No dia 26 de março de 2025, a Comissão da Verdade e Reconciliação da Coreia do Sul divulgou as conclusões de uma investigação realizada ao longo de 2 anos – e com previsão de conclusão para o fim de maio-, onde analisou mais de 100 casos de um total de 367 denúncias apresentadas por cidadãos que foram enviados ao exterior, entre 1964 e 1999, por meio do processo de adoção transnacional. De acordo com a declaração oficial, a Comissão relatou que, dos 100 primeiros casos analisados, foram identificadas 56 ‘vítimas’ de negligências praticadas pelo estado, sendo considerado uma clara violação dos direitos humanos fundamentais garantidos pela Constituição sul-coreana, revisada em 1987 (Yeung; Seo, 2025).

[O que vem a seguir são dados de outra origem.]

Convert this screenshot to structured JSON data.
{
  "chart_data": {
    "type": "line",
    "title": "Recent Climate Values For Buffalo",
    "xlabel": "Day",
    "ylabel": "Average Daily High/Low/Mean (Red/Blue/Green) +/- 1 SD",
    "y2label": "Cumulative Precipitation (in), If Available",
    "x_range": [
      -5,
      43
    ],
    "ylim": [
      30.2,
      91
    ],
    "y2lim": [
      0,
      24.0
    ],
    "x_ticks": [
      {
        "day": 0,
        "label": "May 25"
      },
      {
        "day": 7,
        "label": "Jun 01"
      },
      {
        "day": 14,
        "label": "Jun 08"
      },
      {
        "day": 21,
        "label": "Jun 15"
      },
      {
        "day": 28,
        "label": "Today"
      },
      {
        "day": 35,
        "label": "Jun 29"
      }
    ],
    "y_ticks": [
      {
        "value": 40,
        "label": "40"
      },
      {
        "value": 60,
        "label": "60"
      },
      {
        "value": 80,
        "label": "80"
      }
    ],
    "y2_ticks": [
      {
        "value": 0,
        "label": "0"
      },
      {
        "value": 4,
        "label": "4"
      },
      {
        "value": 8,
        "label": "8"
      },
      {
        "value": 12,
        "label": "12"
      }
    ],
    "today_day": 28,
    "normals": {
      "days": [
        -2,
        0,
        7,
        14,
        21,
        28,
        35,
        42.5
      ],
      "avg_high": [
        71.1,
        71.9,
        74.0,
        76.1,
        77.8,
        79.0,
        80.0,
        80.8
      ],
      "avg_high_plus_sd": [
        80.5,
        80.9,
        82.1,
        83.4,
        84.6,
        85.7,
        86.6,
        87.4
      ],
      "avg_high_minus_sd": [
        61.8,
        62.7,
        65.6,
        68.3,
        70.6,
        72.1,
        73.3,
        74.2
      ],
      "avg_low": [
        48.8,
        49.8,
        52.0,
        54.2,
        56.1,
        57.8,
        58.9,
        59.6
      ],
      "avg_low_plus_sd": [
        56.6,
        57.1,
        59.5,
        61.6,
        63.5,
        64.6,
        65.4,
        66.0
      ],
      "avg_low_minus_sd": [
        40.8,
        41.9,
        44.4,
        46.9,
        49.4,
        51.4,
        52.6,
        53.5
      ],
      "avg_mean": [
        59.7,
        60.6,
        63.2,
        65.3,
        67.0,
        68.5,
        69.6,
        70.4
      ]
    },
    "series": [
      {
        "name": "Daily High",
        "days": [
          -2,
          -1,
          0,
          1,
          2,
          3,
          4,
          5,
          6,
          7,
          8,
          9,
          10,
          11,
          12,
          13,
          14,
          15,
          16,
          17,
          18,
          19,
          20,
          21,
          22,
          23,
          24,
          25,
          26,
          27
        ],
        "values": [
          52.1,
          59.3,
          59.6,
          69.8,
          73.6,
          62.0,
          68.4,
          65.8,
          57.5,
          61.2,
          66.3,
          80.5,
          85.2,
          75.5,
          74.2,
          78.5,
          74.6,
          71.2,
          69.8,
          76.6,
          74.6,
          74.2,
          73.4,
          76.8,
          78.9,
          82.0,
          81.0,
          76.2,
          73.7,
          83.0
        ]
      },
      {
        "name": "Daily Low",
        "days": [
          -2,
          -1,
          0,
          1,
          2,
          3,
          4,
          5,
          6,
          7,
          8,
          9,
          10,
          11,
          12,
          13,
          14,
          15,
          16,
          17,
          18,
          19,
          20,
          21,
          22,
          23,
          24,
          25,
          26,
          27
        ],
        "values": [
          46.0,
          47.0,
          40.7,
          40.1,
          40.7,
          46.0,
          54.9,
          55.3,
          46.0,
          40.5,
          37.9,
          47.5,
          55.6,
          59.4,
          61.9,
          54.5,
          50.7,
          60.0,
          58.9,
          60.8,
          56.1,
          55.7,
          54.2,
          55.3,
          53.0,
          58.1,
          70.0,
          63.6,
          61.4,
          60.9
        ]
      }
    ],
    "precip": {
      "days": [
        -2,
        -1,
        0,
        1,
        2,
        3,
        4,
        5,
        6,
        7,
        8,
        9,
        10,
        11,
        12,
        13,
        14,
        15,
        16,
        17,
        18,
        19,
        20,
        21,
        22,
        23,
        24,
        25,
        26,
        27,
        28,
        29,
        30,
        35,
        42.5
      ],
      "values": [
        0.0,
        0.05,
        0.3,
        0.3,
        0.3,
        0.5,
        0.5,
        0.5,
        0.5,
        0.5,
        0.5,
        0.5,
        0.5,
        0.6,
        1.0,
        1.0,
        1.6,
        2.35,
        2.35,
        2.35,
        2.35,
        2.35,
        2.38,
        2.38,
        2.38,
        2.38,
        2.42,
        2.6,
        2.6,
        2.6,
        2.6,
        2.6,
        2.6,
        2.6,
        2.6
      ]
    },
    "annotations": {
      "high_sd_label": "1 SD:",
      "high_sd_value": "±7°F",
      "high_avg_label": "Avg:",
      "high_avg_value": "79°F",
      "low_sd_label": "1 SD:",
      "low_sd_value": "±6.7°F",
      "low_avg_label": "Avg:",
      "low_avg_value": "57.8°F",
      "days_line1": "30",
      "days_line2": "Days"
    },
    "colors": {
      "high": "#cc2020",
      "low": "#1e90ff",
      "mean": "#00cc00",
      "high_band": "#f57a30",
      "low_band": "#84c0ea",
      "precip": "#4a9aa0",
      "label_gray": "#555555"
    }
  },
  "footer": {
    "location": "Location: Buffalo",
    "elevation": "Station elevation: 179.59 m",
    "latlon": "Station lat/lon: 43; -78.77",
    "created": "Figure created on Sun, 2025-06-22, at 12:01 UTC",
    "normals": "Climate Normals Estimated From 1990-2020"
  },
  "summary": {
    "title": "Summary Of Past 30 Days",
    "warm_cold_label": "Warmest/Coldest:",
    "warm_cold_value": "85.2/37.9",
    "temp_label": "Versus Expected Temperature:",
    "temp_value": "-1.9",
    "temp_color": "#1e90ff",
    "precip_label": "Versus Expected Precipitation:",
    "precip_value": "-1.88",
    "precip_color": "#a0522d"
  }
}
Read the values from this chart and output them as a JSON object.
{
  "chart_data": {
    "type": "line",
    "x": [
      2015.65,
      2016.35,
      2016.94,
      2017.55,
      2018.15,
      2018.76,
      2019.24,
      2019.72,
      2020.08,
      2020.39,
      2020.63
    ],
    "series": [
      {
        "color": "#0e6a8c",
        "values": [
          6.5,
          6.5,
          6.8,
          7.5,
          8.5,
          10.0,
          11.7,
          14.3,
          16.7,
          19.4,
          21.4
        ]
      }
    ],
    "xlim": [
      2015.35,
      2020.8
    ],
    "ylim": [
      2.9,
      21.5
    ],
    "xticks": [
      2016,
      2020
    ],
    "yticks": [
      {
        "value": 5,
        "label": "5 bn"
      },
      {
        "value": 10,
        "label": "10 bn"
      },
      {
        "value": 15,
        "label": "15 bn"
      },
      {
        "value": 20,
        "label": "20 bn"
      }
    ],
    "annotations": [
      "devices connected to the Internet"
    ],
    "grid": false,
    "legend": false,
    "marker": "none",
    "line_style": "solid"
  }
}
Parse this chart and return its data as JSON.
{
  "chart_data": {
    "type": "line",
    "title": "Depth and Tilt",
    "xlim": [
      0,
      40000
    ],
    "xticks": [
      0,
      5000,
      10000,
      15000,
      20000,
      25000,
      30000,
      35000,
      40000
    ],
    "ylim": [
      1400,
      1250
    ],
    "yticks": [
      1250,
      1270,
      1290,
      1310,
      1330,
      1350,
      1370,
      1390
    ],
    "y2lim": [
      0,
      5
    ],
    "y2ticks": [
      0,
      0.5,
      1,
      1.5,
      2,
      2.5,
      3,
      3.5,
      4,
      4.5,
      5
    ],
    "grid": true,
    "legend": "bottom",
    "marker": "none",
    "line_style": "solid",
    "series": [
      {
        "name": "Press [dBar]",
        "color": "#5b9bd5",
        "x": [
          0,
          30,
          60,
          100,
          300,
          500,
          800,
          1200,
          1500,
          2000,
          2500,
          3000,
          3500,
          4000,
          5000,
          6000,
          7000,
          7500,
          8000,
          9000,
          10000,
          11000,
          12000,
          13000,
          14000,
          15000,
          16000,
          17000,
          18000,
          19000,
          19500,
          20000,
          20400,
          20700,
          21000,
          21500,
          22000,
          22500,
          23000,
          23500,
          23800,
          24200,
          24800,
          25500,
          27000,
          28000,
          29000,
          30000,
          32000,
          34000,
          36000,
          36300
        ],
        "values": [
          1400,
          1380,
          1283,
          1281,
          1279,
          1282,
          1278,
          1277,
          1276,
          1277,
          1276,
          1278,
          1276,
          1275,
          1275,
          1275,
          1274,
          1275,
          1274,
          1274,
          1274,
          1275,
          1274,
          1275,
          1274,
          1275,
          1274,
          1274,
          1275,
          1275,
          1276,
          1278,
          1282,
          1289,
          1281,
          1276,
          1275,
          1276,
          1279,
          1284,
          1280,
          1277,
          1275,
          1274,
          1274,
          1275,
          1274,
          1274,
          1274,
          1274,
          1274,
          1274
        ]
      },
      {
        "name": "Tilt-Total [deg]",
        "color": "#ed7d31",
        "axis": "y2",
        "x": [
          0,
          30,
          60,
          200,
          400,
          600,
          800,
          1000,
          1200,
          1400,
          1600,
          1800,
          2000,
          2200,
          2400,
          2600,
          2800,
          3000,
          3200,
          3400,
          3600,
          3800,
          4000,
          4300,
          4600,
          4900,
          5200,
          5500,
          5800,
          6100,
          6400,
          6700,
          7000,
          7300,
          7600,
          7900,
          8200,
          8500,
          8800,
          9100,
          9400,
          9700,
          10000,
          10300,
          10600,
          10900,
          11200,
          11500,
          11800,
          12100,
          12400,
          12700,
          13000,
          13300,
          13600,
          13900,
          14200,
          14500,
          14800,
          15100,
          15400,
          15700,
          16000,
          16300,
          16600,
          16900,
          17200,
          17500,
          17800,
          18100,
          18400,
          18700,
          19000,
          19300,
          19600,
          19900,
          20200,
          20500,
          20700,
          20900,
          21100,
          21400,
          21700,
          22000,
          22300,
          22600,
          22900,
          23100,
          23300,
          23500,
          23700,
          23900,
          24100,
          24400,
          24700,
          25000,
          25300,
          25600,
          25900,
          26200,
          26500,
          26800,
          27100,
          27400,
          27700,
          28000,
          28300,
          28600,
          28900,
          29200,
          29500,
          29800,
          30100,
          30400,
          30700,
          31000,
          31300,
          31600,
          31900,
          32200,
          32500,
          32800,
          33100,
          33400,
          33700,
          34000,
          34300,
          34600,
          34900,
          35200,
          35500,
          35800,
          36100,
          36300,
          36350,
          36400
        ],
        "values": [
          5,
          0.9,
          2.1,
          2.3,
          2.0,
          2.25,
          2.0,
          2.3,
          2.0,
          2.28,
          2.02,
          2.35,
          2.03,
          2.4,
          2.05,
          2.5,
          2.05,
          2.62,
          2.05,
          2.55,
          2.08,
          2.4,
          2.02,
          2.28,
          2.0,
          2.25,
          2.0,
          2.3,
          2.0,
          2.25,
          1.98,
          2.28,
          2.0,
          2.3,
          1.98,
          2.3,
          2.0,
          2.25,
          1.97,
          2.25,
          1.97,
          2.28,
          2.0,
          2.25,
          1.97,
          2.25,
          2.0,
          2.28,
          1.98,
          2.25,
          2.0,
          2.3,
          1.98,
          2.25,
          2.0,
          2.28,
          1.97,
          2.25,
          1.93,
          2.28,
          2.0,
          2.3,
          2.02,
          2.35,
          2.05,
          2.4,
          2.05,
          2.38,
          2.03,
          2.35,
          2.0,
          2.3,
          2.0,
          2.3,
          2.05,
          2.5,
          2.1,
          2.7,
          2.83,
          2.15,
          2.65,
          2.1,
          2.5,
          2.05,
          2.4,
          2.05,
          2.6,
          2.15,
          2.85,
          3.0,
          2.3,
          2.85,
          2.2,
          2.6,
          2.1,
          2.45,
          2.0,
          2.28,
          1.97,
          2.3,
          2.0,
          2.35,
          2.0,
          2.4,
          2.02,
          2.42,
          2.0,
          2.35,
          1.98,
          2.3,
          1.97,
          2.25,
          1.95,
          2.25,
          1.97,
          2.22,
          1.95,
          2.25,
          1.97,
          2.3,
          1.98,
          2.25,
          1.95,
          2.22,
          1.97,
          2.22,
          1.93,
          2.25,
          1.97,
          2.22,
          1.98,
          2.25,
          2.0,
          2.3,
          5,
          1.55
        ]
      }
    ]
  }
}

Segundo Yeung e Seo (2025), o processo de adoção internacional de crianças sul-coreanas era administrado diretamente por agências privadas de adoção, o que proporcionou uma menor interação, supervisão e omissão do governo nos trâmites de adoção de inúmeros menores, tornando este setor um mercado extremamente lucrativo. Isto posto, durante as investigações da Comissão da Verdade, encontrou-se evidências de que os processos de adoção apresentavam diversas irregularidades, tais como registros forjados – a citar identidades e certidões de nascimento-, triagem inadequada dos pais adotivos, casos de falta de consentimento parental adequado e até mesmo coerção de mães solteiras, logo após o parto, para doarem seus filhos.
Na conclusão da investigação, a Comissão recomendou ao estado sul-coreano que fosse feito um pedido oficial de desculpas aos cidadãos que foram vítimas da ‘exportação’ em massa, e aos seus familiares. Além disso, evidenciou a necessidade do estado de conduzir uma pesquisa ainda mais abrangente para analisar a situação da cidadania dos adotados e apresentar soluções eficazes aos cidadãos que foram vítimas dos registros falsificados, além do compromisso das agências de adoção em restaurar os direitos das vítimas (G1, 2025).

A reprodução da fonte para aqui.